1 L’Europe des lumières rêva de décorer le mérite. Elle prétendit même faire des distinctions honorifiques le fondement des hiérarchies sociales. Que l’on songe à la conclusion du célèbre Traité des délits et des peines :

« Si les prix distribués par les Académies aux Auteurs des découvertes utiles ont étendu les connaissances et multiplié les bons livres, pourquoi des récompenses de la main d’un Monarque bienfaisant n’augmenterait-elle pas le nombre des belles actions [1] ? »
Promue dans les milieux utilitaristes, cette revendication reste difficile à analyser, notamment à partir de nos spécialisations académiques.
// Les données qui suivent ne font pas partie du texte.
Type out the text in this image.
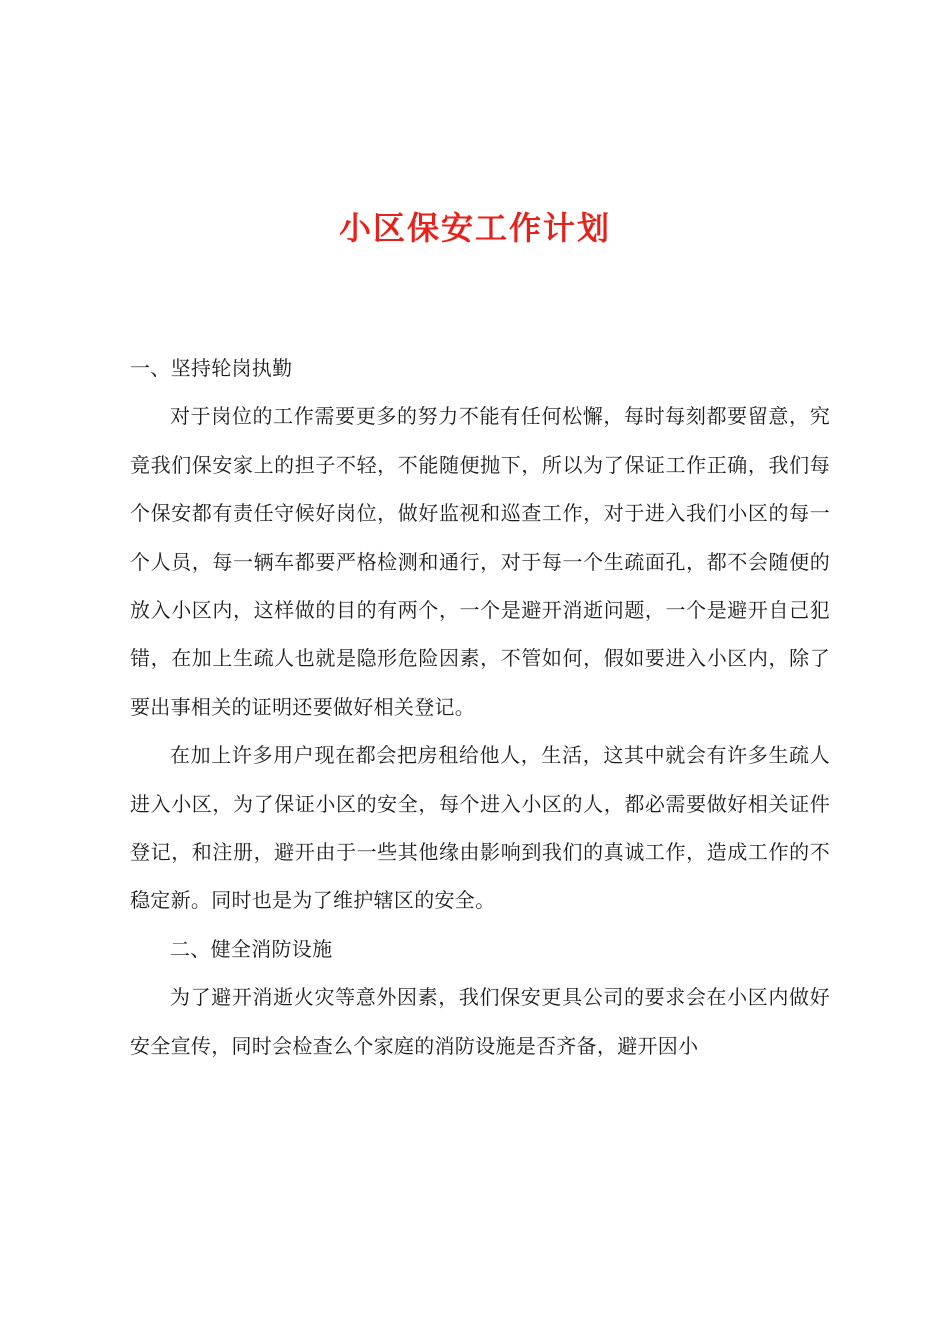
小区保安工作计划

一、坚持轮岗执勤

对于岗位的工作需要更多的努力不能有任何松懈，每时每刻都要留意，究竟我们保安家上的担子不轻，不能随便抛下，所以为了保证工作正确，我们每个保安都有责任守候好岗位，做好监视和巡查工作，对于进入我们小区的每一个人员，每一辆车都要严格检测和通行，对于每一个生疏面孔，都不会随便的放入小区内，这样做的目的有两个，一个是避开消逝问题，一个是避开自己犯错，在加上生疏人也就是隐形危险因素，不管如何，假如要进入小区内，除了要出事相关的证明还要做好相关登记。

在加上许多用户现在都会把房租给他人，生活，这其中就会有许多生疏人进入小区，为了保证小区的安全，每个进入小区的人，都必需要做好相关证件登记，和注册，避开由于一些其他缘由影响到我们的真诚工作，造成工作的不稳定新。同时也是为了维护辖区的安全。

二、健全消防设施

为了避开消逝火灾等意外因素，我们保安更具公司的要求会在小区内做好安全宣传，同时会检查么个家庭的消防设施是否齐备，避开因小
Sans doute parce que chaque bastion disciplinaire prétend d’abord y installer sa propre « avant-garde ». Pour la sociologie du droit, ce type de récompense relève de l’arsenal des « sanctions positives », autrement dit d’un moyen alternatif de garantir l’observance des lois [2]. Pour la philosophie morale, il faut y lire la quête d’une vertu susceptible de ne faire appel à aucune transcendance autre que le sentiment de la loi : d’où son assimilation à la controverse sur les « fondements de la moralité » qu’aurait ouverte en 1745 l’Essai sur le mérite et la vertu d’Anthony Ashley Cooper, comte de Shaftesbury [3]. Quant aux juristes, ils en font la métaphore d’un « droit distributif » : par opposition au « droit pénal », celui-ci permettrait d’affirmer la supériorité de la prévention sur la punition [4]. Et si cette « monnaie d’honneurs », que Cesare Beccaria, aristocrate réformiste de vingt-cinq ans, présentait comme « inépuisable et féconde entre les mains d’un sage distributeur », relevait d’une autre histoire : de l’entrée des honneurs dans le giron d’une économie politique œuvrant à modeler de nouvelles catégories d’intervention publique ?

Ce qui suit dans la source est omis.